This file photo taken on November 12, 2016, shows Prime Minister Narendra Modi and his Japanese counterpart Shinzo Abe in front of a Shinkansen train during their inspection of a bullet train manufacturing plant in Kobe, Hyogo prefecture(AFP)
This file photo taken on November 12, 2016, shows Prime Minister Narendra Modi and his Japanese counterpart Shinzo Abe in front of a Shinkansen train during their inspection of a bullet train manufacturing plant in Kobe, Hyogo prefecture(AFP)

The bullet train project is not a strain on the railway resources

The funds for the high-speed project have been provided by the Government of Japan and are tied to the project and, therefore, could not have been made available or utilised for other projects
By Ashwani Lohani
UPDATED ON JUL 12, 2018 05:38 PM IST

The Indian government’s high-speed rail project will mark a paradigm shift in the way people travel in the country. Yet a few articles critical of the project have surfaced in the media. It is essential that matters relating to the issue are put in the right perspective so that the general public gets the real picture. This is all the more important keeping in view the fact that the major strides that the nation takes in its march towards development and growth often get clouded by a dialogue that is political in nature. Like planes. which are so popular, the bullet train will also be a means of mass travel between Ahmedabad and Mumbai.

September 14, 2017, will go down in the annals of history as a giant leap for the Indian Railways (IR). On this day, the nation took a major step forward: it displayed its intent of moving away from the era of slow-speed trains to high-speed ones. As a citizen, and also as a railwayman, it was indeed one of the proudest moments for me. The very thought that the journey from the land of the Mahatma to the commercial capital of the nation would get covered in a timeframe much shorter than what air travel entails, and that this is just the beginning, is indeed exciting.

India’s Prime Minister Narendra Modi and his Japanese counterpart Shinzo Abe laid the foundation stone of the Mumbai-Ahmedabad High Speed Rail (MAHSR) project, popularly known as the Ahmedabad-Mumbai bullet train in Ahmedabad. And the next few years till 2023 shall witness frenetic activity in Maharashtra and Gujarat to complete this project and position India and also its railway system in the illustrious list of nations that run high-speed trains.

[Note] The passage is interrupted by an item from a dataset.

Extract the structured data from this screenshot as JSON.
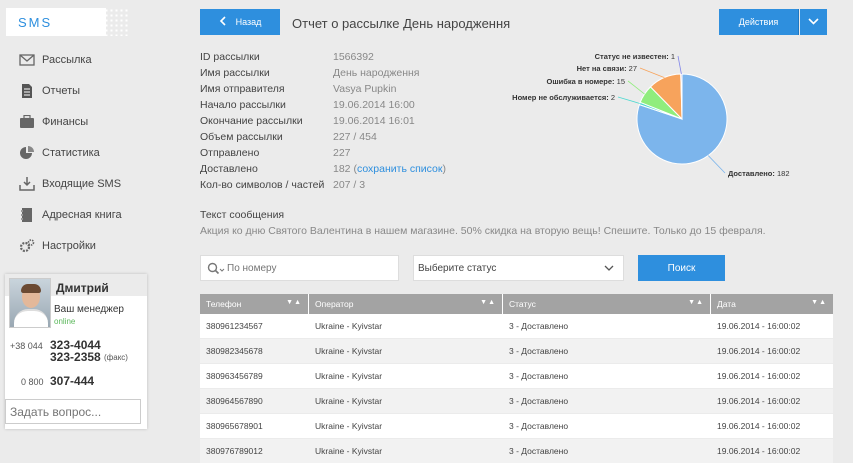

This first route marks the beginning of a new journey for the railways as well as for the nation.

This project — apart from triggering a paradigm shift in how people travel within India and, therefore, facilitate travel and tourism — will also have a significant impact on the nation’s economy as it scores high on the ‘Make in India’ front. Called ‘Shinkansen’ in Japan , which means ‘new trunk line’, the bullet train is almost a wonder that will script the most memorable milestone in our journey towards a New India.

Consolidation and growth both should go hand in hand and, therefore, while IR has an unwavering commitment towards improving its existing infrastructure, which has witnessed decades of neglect, IR also has the responsibility and the intent to position itself in the comity of world railways as a railway system that is both modern and technology intensive.

Therefore, the first bullet train project shall also have a major demonstrative effect in showcasing the true advantages that extend far beyond even national pride that this project is bound to instil. The ability to travel from one city centre to another in almost half the time that commuting by air would entail is indeed a major step forward in this march of the nation towards progress and prosperity.

While we are improving the existing railway network by focusing on safety and building infrastructure in the form of doubling (third and fourth lines), traffic and terminal facilities, bio-toilets on trains, modern coaches, WiFi and CCTV monitoring at stations and trains etc, we are also moving ahead with vigour in bringing modern technological advancements such as the bullet train, an advancement that by no stretch of imagination is at the cost of the other much-needed basic improvements.

It is also often said by some of the ‘experts’ that the funds that would go into the high-speed project could have been better utilised for improving the existing network. It is, therefore, necessary to point out that the funds for the high-speed project have been provided by the Government of Japan and are tied to the project and, therefore, could not have been made available or utilised for other projects. It also needs appreciation that at a rock-bottom interest rate of 0.1% and a moratorium period of 15 years, the funds are almost as good as free for IR.

At this crucial juncture, when the nation has already gone ahead with the high-speed train project, the following reality needs to be reinforced: one, this is a project of national pride, besides being a harbinger of a paradigm shift in train travel experience in the country; two, IR is laying tremendous emphasis on infrastructure building and other improvements and this project is not by any stretch of imagination at the cost of basic consolidation of the network, and third, the cost of funding is low and definitely not a strain on the railway resources.

The concerns often expressed about the project are generally a reflection of an old school of thought and, therefore, deserve to be considered in that perspective.